# С Днем Рожденья, Alex1983



## Ботан

1 пользователь празднует День Рожденья на 24.07.2011:

-Alex1983 (Возраст: скрыт или неизвестен)


От имени администрации SafeZone.cc поздравляю с Днем Рождения!!!


----------



## Alex1983

Спасибо *Ботан*


----------



## akok

Поздравляю!!!


----------



## Farger

Поздравляю, желаю всего самого наилучшего!


----------



## iolka

ПОЗДРАВЛЯЮ С ДНЁМ РОЖДЕНИЯ!


----------



## Alex1983

*akoK*, *Farger*, *iolka*, Спасибо, очень приятно.


----------



## Sfera

*Саша, поздравляю тебя с днем рождения!*


----------



## Alex1983

*Sfera*, Огромное спасибо.


----------



## Сашка

с днюхой!


----------



## Alex1983

*Сашка*, Спасибо.


----------



## zirreX

Поздравляю!


----------



## Lexer

*Alex1983*, Поздравляю!


----------



## Alex1983

*zirreX*, *Lexer*, Спасибо.


----------



## edde

Поздравляю!  Хорошего настроения на весь год!


----------



## Alex1983

*edde*, Спасибо.


----------



## goredey

Поздраляю. Удачи во всем!


----------



## Techno

Поздравляю!!!


----------



## Drongo

С Днём Рождения Саша. Пусть на твоём пути попадаются хорошие отзывчивые люди и друзья. Здоровья крепкого, счасться и любви. :good2:

http://www.youtube.com/watch?v=56K72czIjxQ


----------



## Warrior Kratos

С днём варенья


----------



## Alex1983

*goredey*, *Techno*, *Drongo*, *Warrior Kratos*, Спасибо ребята.Очень приятно.


----------



## thyrex

Поздравляю!


----------



## Techno

С Днем Рождения!!!


----------



## Sfera

*Techno*, ты по второму кругу пошел?)))


----------



## Drongo

Sfera написал(а):


> ты по второму кругу пошел?)))


Неееет. Это Алекс пошёл по второму кругу. :sarcastic_blum:


----------



## Techno

Sfera написал(а):


> *Techno*, ты по второму кругу пошел?)))



 Это, наверное, от жары


----------



## Mila

Поздравляю!







_PS: Извините за опоздание_


----------



## sanada

Поздравляю с Вареньем! Счастья, удачи, любви, радости, верных друзей, всего, чего сам захочешь и еще чуток!
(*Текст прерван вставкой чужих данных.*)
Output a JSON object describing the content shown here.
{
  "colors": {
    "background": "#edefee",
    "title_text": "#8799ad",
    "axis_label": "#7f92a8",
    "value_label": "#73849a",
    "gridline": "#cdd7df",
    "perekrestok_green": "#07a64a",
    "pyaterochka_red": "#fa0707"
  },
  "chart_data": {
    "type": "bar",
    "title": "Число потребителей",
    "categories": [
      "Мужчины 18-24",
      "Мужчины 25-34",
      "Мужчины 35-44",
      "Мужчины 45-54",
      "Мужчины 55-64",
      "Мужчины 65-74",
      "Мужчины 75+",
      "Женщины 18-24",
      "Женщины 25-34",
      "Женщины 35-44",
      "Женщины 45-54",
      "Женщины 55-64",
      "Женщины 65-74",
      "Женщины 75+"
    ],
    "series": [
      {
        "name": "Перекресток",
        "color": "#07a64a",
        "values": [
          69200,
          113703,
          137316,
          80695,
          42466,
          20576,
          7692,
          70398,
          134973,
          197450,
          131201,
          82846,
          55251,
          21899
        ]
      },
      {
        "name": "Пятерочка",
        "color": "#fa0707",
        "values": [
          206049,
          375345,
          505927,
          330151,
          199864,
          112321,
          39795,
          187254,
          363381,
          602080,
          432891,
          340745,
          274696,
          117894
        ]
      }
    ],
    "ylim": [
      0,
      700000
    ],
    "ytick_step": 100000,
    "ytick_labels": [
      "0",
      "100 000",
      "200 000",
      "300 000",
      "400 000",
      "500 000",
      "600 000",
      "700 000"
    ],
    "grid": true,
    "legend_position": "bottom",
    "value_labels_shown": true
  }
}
С праздником!


----------



## icotonev

С Днем Рождения!!!


----------



## Alex1983

*Mila*, *sanada*, *icotonev*, Спасибо, очень рад. Как приятно, что оно очень долго длится)))


----------



## Сашка

ну что, продолжаем банкет?


----------



## Alex1983

*Сашка*, Спасибо)))


----------



## Warrior Kratos

*Alex1983*, извини за опоздание, с прошедшим днем рождения!!


----------



## Alex1983

*Warrior Kratos*, Спасибо. Очень приятно, и как же оно долго длится)))


----------



## Tiare

*Alex1983*, поздравляю с прошедшим Днем Рождения!


----------



## Alex1983

*Tiare*, Спасибо.


----------